En una ocasión, José —el nombre con que se pronuncian Todos los nombres—, al escribir un texto, lo abordó una frase: «Somos cuentos contando cuentos. Nada». Estuvo a punto de atribuírsela a Quevedo pero tuvo sus dudas, así que consultó sus notas personales del Ovidio nazón más narizado para estar seguro. Nada.
No se dio por vencido y consultó diccionarios de citas y epígrafes. Lo mismo.
Terminó —¿o empezó? —, por releer la obra completa del presunto implicado y pensó que así terminaría, ya no su artículo, sino su peregrinar tortuoso. Tampoco.
Entonces pensó que todo no era más que una mala broma de esa transgresora universal que llamamos memoria y que seguramente era de Shakespeare: «Ahí se encuentra todo» se dijo, y repitió los mismos pasos en espera de resultados. Menos.
Intentó la misma operación con otros autores hasta que la resignación —y otras ocupaciones— lo hizo desistir, pero, cuando menos se lo esperaba, volvía la frase sin dueño para atormentarlo.
Saramago
Pasaron muchos años y en una de tantas mudanzas, revisando papeles y recortes de periódicos, se detuvo, sin motivo alguno, en una entrevista cuyo amarillo papel delataba su antigüedad. Normalmente hubiera archivado o pasado de largo el documento, pero algo lo hizo leerla por completo. Justo antes de terminarla, cuando ya iba a confinar los signos al olvido o al encierro —que en el fondo es lo mismo—, deletreó asombrado: «No somos más que cuentos que cuentan cuentos... probablemente nada».

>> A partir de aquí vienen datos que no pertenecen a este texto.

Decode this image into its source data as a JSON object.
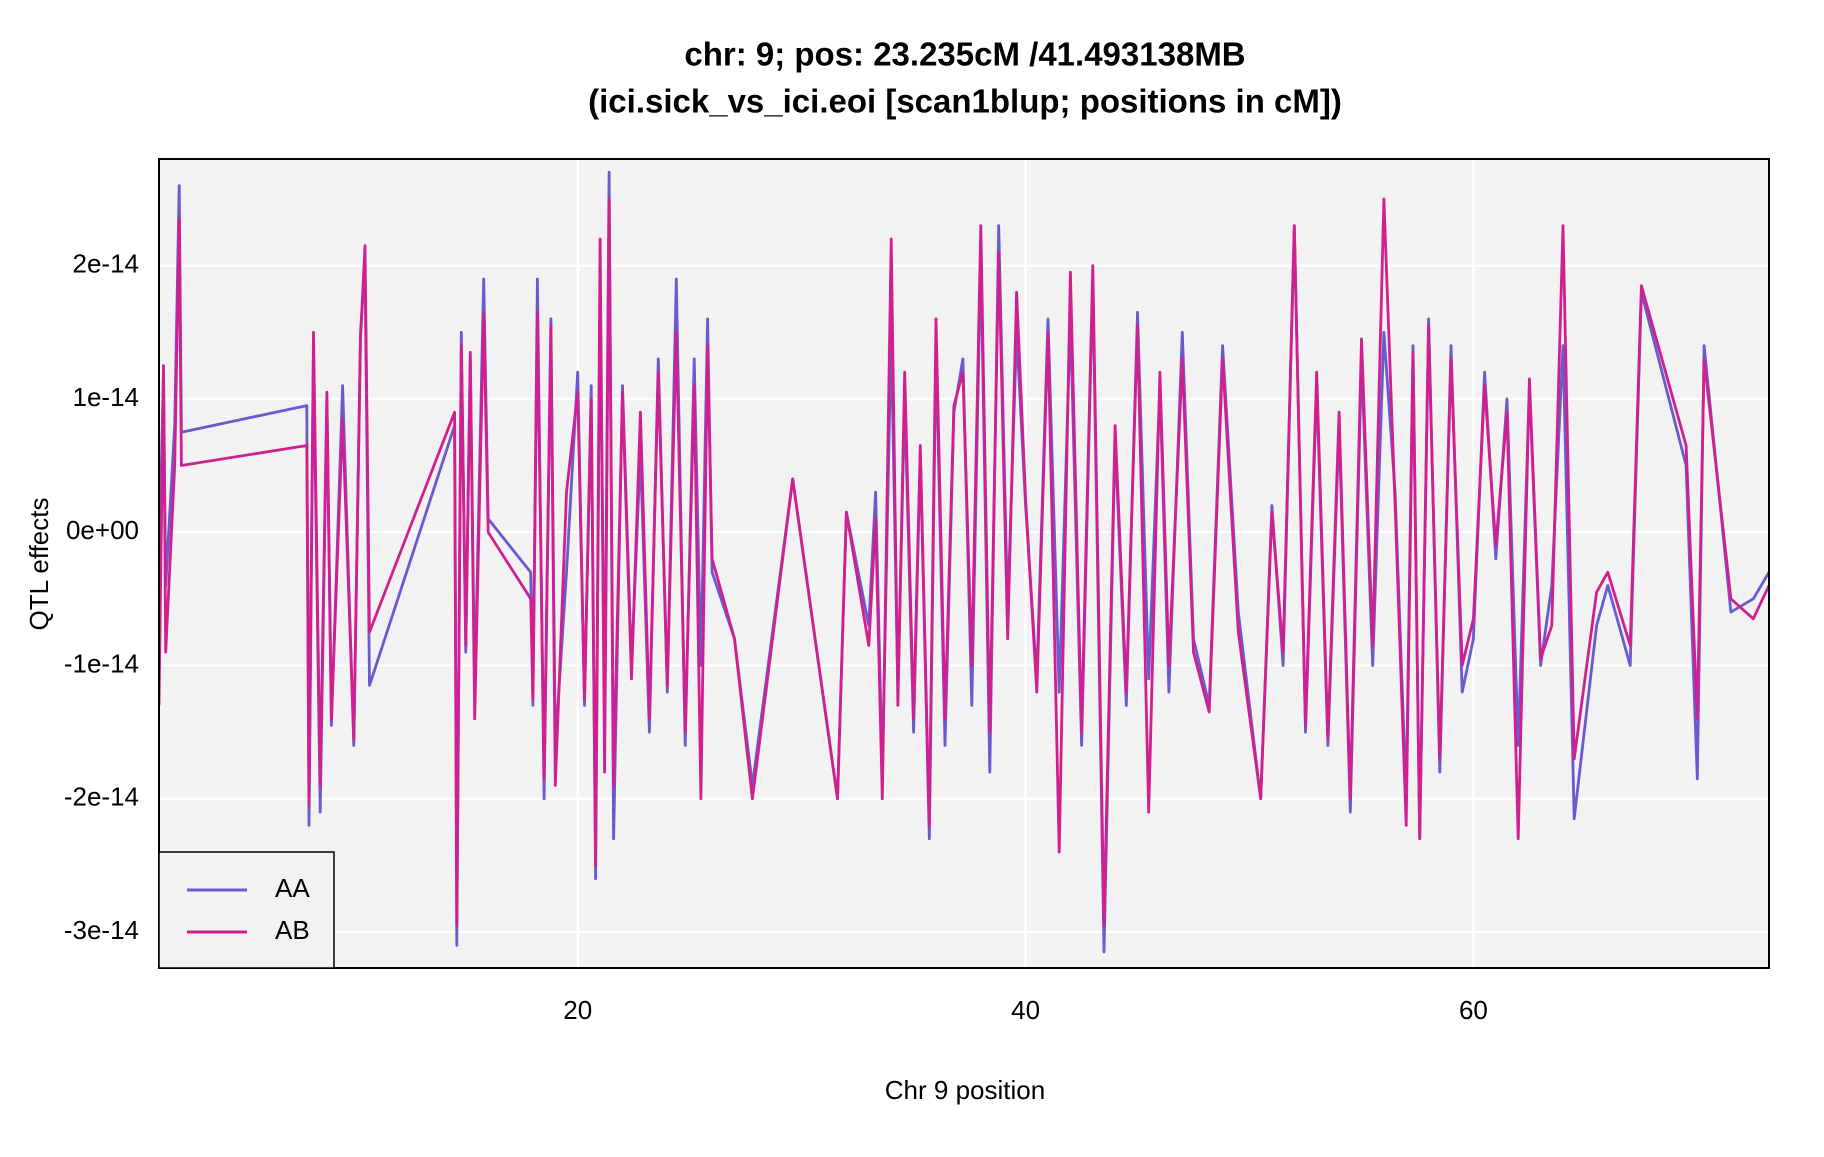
{
  "chart_data": {
    "type": "line",
    "title": "chr: 9; pos: 23.235cM /41.493138MB",
    "subtitle": "(ici.sick_vs_ici.eoi [scan1blup; positions in cM])",
    "x_label": "Chr 9 position",
    "y_label": "QTL effects",
    "x": [
      1.3,
      1.5,
      1.6,
      2.0,
      2.2,
      2.3,
      7.9,
      8.0,
      8.2,
      8.5,
      8.8,
      9.0,
      9.5,
      10.0,
      10.3,
      10.5,
      10.7,
      14.5,
      14.6,
      14.8,
      15.0,
      15.2,
      15.4,
      15.8,
      16.0,
      17.9,
      18.0,
      18.2,
      18.5,
      18.8,
      19.0,
      19.5,
      20.0,
      20.3,
      20.6,
      20.8,
      21.0,
      21.2,
      21.4,
      21.6,
      22.0,
      22.4,
      22.8,
      23.2,
      23.6,
      24.0,
      24.4,
      24.8,
      25.2,
      25.5,
      25.8,
      26.0,
      27.0,
      27.8,
      29.6,
      31.6,
      32.0,
      33.0,
      33.3,
      33.6,
      34.0,
      34.3,
      34.6,
      35.0,
      35.3,
      35.7,
      36.0,
      36.4,
      36.8,
      37.2,
      37.6,
      38.0,
      38.4,
      38.8,
      39.2,
      39.6,
      40.0,
      40.5,
      41.0,
      41.5,
      42.0,
      42.5,
      43.0,
      43.5,
      44.0,
      44.5,
      45.0,
      45.5,
      46.0,
      46.4,
      47.0,
      47.5,
      48.2,
      48.8,
      49.5,
      50.5,
      51.0,
      51.5,
      52.0,
      52.5,
      53.0,
      53.5,
      54.0,
      54.5,
      55.0,
      55.5,
      56.0,
      56.5,
      57.0,
      57.3,
      57.6,
      58.0,
      58.5,
      59.0,
      59.5,
      60.0,
      60.5,
      61.0,
      61.5,
      62.0,
      62.5,
      63.0,
      63.5,
      64.0,
      64.5,
      65.5,
      66.0,
      67.0,
      67.5,
      69.5,
      70.0,
      70.3,
      71.5,
      72.5,
      73.2
    ],
    "series": [
      {
        "name": "AA",
        "color": "#6A5ACD",
        "values": [
          -3e-15,
          1.2e-14,
          -4e-15,
          8e-15,
          2.6e-14,
          7.5e-15,
          9.5e-15,
          -2.2e-14,
          1.4e-14,
          -2.1e-14,
          1e-14,
          -1.45e-14,
          1.1e-14,
          -1.6e-14,
          1.5e-14,
          2e-14,
          -1.15e-14,
          8e-15,
          -3.1e-14,
          1.5e-14,
          -9e-15,
          1.3e-14,
          -1.2e-14,
          1.9e-14,
          1e-15,
          -3e-15,
          -1.3e-14,
          1.9e-14,
          -2e-14,
          1.6e-14,
          -1.6e-14,
          -3e-15,
          1.2e-14,
          -1.3e-14,
          1.1e-14,
          -2.6e-14,
          1.9e-14,
          -1.5e-14,
          2.7e-14,
          -2.3e-14,
          1.1e-14,
          -1e-14,
          6e-15,
          -1.5e-14,
          1.3e-14,
          -1.2e-14,
          1.9e-14,
          -1.6e-14,
          1.3e-14,
          -1e-14,
          1.6e-14,
          -3e-15,
          -8e-15,
          -1.9e-14,
          4e-15,
          -2e-14,
          1.5e-15,
          -7e-15,
          3e-15,
          -1.8e-14,
          1.5e-14,
          -1.2e-14,
          1e-14,
          -1.5e-14,
          6e-15,
          -2.3e-14,
          1.4e-14,
          -1.6e-14,
          9e-15,
          1.3e-14,
          -1.3e-14,
          2.1e-14,
          -1.8e-14,
          2.3e-14,
          -6e-15,
          1.5e-14,
          2e-15,
          -1.1e-14,
          1.6e-14,
          -1.2e-14,
          1.6e-14,
          -1.6e-14,
          1.9e-14,
          -3.15e-14,
          7e-15,
          -1.3e-14,
          1.65e-14,
          -1.1e-14,
          1.1e-14,
          -1.2e-14,
          1.5e-14,
          -8e-15,
          -1.3e-14,
          1.4e-14,
          -6e-15,
          -2e-14,
          2e-15,
          -1e-14,
          2.3e-14,
          -1.5e-14,
          1.1e-14,
          -1.6e-14,
          8e-15,
          -2.1e-14,
          1.3e-14,
          -1e-14,
          1.5e-14,
          3e-15,
          -2e-14,
          1.4e-14,
          -2.3e-14,
          1.6e-14,
          -1.8e-14,
          1.4e-14,
          -1.2e-14,
          -8e-15,
          1.2e-14,
          -2e-15,
          1e-14,
          -1.6e-14,
          1.1e-14,
          -1e-14,
          -4e-15,
          1.4e-14,
          -2.15e-14,
          -7e-15,
          -4e-15,
          -1e-14,
          1.8e-14,
          5e-15,
          -1.85e-14,
          1.4e-14,
          -6e-15,
          -5e-15,
          -3e-15
        ]
      },
      {
        "name": "AB",
        "color": "#D02090",
        "values": [
          -1.3e-14,
          1.25e-14,
          -9e-15,
          5e-15,
          2.35e-14,
          5e-15,
          6.5e-15,
          -2.05e-14,
          1.5e-14,
          -1.9e-14,
          1.05e-14,
          -1.4e-14,
          8.5e-15,
          -1.55e-14,
          1.45e-14,
          2.15e-14,
          -7.5e-15,
          9e-15,
          -2.95e-14,
          1.4e-14,
          -8.5e-15,
          1.35e-14,
          -1.4e-14,
          1.65e-14,
          0.0,
          -5e-15,
          -1.25e-14,
          1.65e-14,
          -1.85e-14,
          1.55e-14,
          -1.9e-14,
          3e-15,
          1.05e-14,
          -1.25e-14,
          1e-14,
          -2.5e-14,
          2.2e-14,
          -1.8e-14,
          2.5e-14,
          -1.9e-14,
          1.05e-14,
          -1.1e-14,
          9e-15,
          -1.4e-14,
          1.2e-14,
          -1.15e-14,
          1.5e-14,
          -1.5e-14,
          1.1e-14,
          -2e-14,
          1.4e-14,
          -2e-15,
          -8e-15,
          -2e-14,
          4e-15,
          -2e-14,
          1.5e-15,
          -8.5e-15,
          1e-15,
          -2e-14,
          2.2e-14,
          -1.3e-14,
          1.2e-14,
          -1.4e-14,
          6.5e-15,
          -2.2e-14,
          1.6e-14,
          -1.4e-14,
          9.5e-15,
          1.2e-14,
          -1e-14,
          2.3e-14,
          -1.5e-14,
          2.1e-14,
          -8e-15,
          1.8e-14,
          2.5e-15,
          -1.2e-14,
          1.5e-14,
          -2.4e-14,
          1.95e-14,
          -1.5e-14,
          2e-14,
          -2.95e-14,
          8e-15,
          -1.2e-14,
          1.55e-14,
          -2.1e-14,
          1.2e-14,
          -1e-14,
          1.3e-14,
          -9e-15,
          -1.35e-14,
          1.3e-14,
          -7.5e-15,
          -2e-14,
          1.5e-15,
          -9e-15,
          2.3e-14,
          -1.45e-14,
          1.2e-14,
          -1.55e-14,
          9e-15,
          -2e-14,
          1.45e-14,
          -8.5e-15,
          2.5e-14,
          2e-15,
          -2.2e-14,
          1.35e-14,
          -2.3e-14,
          1.55e-14,
          -1.7e-14,
          1.3e-14,
          -1e-14,
          -6.5e-15,
          1.1e-14,
          -1e-15,
          9e-15,
          -2.3e-14,
          1.15e-14,
          -9.5e-15,
          -7e-15,
          2.3e-14,
          -1.7e-14,
          -4.5e-15,
          -3e-15,
          -8.5e-15,
          1.85e-14,
          6.5e-15,
          -1.4e-14,
          1.3e-14,
          -5e-15,
          -6.5e-15,
          -4e-15
        ]
      }
    ],
    "xlim": [
      1.3,
      73.2
    ],
    "xticks": [
      20,
      40,
      60
    ],
    "ylim": [
      -3.27e-14,
      2.8e-14
    ],
    "yticks": [
      {
        "value": -3e-14,
        "label": "-3e-14"
      },
      {
        "value": -2e-14,
        "label": "-2e-14"
      },
      {
        "value": -1e-14,
        "label": "-1e-14"
      },
      {
        "value": 0,
        "label": "0e+00"
      },
      {
        "value": 1e-14,
        "label": "1e-14"
      },
      {
        "value": 2e-14,
        "label": "2e-14"
      }
    ],
    "grid": true,
    "legend": "bottomleft"
  }
}
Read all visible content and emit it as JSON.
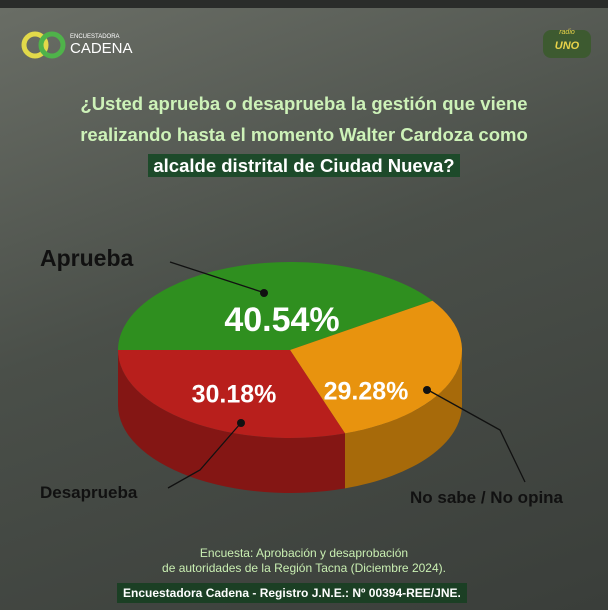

La frase sin dueño buscada por años... ¡era suya! y, cuando la recordó, además de atribuirla a un sin fin de autores, lo hizo de un modo distinto: «Somos cuentos contando cuentos. Nada.»
Como despedida agregó que ahora sólo le quedaba esperar que la memoria de otro, olvidando y recordando, añadiera —refiriéndose a sus libros— lo que su imaginación no pudo completar.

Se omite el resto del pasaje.